I don't know why but I woke up from a short nap this afternoon and just felt that I had to leave. It's one of those things that I feel is going to need to be done soon, like within the next few days, I'm going to have to leave here and be gone forever. I'll most likely actually do it too, because when my mind feels like this I normally go with what it's feeling, and this feels like impending doom if I don't get out of here.

In other news, I'm a strange person who was caught this morning reading Dumas under the covers with a flashlight like a seven year old. Oh, Count of Monte Cristo, you are a delightful tale.

You're all I want, building a building.

Leave The Parkour To The French.


For once in the past month I actually went to sleep at what many people would call a normal time. It didn't feel right waking up at sunrise though, I prefer darkness.

I ended up going with my mom to take my sister to school, but ended up being forced to sit in the Family Care Center parking lot for almost half an hour waiting for my sister to get her pills. I mostly just people watched the whole time, which is always exciting, creating life stories for all the people who pass by, such as the military transexual who was going to get checked for VD.

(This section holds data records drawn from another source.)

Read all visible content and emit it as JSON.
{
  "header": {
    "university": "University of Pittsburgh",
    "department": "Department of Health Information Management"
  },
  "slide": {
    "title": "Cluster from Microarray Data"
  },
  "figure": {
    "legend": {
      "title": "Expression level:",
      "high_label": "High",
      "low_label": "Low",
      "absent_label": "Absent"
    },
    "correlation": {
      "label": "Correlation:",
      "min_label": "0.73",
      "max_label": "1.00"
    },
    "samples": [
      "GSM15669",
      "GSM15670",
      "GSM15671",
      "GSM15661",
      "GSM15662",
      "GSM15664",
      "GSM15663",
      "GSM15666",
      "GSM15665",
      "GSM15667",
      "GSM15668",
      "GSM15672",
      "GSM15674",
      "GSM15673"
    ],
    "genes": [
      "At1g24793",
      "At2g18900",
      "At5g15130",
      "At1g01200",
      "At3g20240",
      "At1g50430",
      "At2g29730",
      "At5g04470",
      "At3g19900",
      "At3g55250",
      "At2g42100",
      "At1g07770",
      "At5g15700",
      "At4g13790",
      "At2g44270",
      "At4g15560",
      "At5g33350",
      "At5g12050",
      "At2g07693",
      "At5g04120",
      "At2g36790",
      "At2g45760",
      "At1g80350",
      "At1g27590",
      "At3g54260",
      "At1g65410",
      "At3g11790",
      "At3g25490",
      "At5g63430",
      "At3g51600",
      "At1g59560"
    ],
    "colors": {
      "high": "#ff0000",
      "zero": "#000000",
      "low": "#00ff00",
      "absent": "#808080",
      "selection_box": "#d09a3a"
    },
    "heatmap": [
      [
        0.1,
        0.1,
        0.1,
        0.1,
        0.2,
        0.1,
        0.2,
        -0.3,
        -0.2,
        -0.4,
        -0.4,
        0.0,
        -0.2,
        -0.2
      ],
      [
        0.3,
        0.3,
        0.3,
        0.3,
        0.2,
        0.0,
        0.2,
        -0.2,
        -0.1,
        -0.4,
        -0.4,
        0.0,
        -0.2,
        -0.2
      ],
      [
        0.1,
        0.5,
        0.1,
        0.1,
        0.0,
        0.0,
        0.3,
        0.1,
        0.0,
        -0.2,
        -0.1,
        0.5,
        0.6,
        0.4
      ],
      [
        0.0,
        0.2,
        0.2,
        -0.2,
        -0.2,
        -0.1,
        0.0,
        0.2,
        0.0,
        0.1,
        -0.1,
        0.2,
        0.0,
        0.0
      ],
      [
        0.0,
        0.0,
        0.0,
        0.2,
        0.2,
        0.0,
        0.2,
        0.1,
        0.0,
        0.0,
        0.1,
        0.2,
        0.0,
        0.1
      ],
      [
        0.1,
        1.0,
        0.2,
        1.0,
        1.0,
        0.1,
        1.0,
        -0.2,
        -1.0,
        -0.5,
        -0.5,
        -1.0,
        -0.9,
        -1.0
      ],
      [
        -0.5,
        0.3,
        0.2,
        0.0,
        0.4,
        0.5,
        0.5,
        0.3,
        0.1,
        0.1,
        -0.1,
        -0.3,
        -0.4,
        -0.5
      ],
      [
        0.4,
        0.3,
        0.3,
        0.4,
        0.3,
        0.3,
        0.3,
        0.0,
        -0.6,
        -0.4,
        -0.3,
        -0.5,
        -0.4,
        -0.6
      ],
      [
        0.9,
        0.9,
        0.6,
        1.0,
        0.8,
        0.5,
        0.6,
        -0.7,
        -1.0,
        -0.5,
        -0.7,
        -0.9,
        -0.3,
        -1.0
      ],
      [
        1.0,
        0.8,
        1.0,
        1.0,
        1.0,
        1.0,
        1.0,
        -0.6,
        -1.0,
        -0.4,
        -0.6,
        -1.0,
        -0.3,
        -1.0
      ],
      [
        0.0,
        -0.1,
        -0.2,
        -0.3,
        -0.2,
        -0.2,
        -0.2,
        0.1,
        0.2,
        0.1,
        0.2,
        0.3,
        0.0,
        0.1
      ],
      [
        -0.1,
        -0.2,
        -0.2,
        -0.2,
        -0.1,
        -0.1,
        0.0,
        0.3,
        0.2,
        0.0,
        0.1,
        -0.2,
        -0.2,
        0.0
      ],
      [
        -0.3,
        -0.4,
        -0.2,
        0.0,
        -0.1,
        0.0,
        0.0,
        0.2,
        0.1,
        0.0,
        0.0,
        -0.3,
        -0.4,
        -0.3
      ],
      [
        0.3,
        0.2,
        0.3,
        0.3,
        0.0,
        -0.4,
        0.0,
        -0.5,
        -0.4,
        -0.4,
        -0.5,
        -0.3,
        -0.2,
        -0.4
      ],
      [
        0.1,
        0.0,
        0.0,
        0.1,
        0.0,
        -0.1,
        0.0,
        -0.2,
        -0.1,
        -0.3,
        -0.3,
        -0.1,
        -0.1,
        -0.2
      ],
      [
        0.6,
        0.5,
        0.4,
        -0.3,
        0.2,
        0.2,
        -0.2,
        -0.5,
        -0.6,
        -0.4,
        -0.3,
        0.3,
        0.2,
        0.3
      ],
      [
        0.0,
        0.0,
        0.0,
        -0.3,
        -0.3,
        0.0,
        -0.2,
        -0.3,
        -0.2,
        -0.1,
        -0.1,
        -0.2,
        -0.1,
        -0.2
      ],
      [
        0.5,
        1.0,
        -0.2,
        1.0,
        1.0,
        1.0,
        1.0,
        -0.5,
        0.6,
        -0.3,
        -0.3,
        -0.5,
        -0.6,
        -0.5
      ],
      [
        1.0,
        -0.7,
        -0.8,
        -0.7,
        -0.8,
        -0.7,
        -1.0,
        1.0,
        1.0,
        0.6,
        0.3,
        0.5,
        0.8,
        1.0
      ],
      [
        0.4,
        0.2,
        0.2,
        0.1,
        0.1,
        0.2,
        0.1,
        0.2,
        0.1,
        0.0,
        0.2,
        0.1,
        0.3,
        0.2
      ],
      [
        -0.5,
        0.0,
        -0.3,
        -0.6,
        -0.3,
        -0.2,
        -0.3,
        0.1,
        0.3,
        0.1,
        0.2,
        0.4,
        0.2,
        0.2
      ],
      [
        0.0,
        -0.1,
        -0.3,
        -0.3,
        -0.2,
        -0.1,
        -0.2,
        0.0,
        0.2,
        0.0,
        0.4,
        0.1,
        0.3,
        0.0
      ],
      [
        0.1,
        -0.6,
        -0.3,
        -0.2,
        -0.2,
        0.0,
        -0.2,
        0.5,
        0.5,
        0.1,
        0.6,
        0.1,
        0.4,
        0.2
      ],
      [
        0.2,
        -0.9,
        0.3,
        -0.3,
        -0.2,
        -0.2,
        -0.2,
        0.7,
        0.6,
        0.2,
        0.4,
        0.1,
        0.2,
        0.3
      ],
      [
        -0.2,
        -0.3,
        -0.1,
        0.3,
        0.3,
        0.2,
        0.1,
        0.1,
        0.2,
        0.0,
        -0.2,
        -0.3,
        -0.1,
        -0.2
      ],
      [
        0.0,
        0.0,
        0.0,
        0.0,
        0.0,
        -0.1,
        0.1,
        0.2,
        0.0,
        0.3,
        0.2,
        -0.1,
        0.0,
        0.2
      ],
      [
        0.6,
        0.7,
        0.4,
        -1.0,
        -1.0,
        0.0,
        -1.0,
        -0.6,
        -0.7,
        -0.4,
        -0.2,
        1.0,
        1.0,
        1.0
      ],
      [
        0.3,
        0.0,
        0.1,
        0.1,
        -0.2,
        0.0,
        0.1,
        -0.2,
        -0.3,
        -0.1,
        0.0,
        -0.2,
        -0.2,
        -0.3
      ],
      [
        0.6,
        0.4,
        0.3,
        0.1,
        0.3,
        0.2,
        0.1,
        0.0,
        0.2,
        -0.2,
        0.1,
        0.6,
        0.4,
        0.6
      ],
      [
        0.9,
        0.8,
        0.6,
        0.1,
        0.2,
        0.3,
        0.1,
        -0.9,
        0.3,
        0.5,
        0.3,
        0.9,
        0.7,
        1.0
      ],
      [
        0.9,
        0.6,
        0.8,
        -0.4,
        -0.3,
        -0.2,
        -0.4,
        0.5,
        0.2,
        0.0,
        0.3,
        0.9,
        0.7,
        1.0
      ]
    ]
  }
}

We ended up having breakfast from McDonald's because we were both too lazy to cook. Also, my mother fell through a hole in the floor that my sister made when she was doing something I can't remember, luckily the new floors should be finished this weekend.

Only a few more days until I leave for a little while...

I wish my dreams were weirder than they've been lately, because Parkour dreams aren't doing it for me.